Professeur à l’université de Paris-VI, membre de l’Académie des sciences, Jacques Blamont est l’auteur de Vénus dévoilée et de Le Chiffre et le Songe. Histoire politique de la découverte.
Repères
Les marranes sont, à partir du XVème siècle, les Juifs de la péninsule Ibérique (Espagne, Portugal) et de ses colonies (Amérique latine principalement) convertis au catholicisme qui continuaient à pratiquer leur religion en secret.

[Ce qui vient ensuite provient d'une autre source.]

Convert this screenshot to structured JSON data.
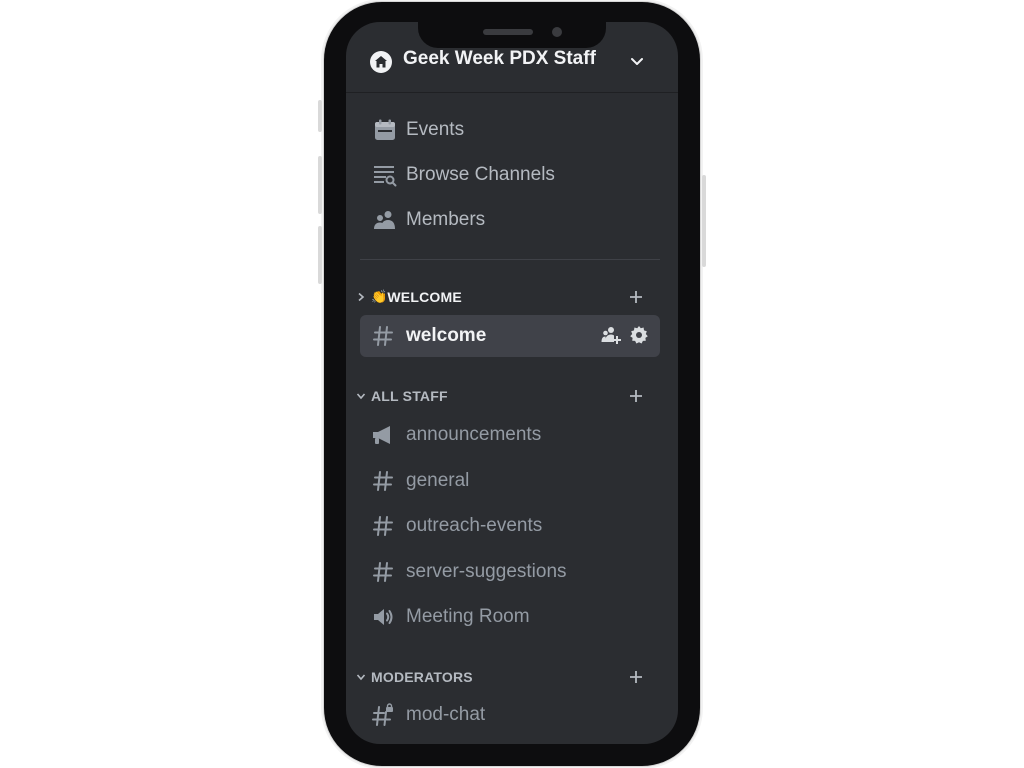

À l'origine terme de mépris (marrano en espagnol ou marrão en portugais désigne le porc), le mot marrane, dérivé de l'arabe haram (« ce qui est interdit »), est désormais utilisé sans aucun sens péjoratif dans l'historiographie.
Il se trouve en France une toponymie qui marque la trace de communautés marranes implantées à diverses époques : notamment au quartier et sur l'île Marrane de Meilhan-sur-Garonne (Lot-et-Garonne), au lieu-dit La Marrane via le chemin du même nom à Martigues (Bouches-du-Rhône) ou encore à Las Marranes à Beauville (Haute-Garonne) ou aux Marranes à Salle-d’Aude (Aude).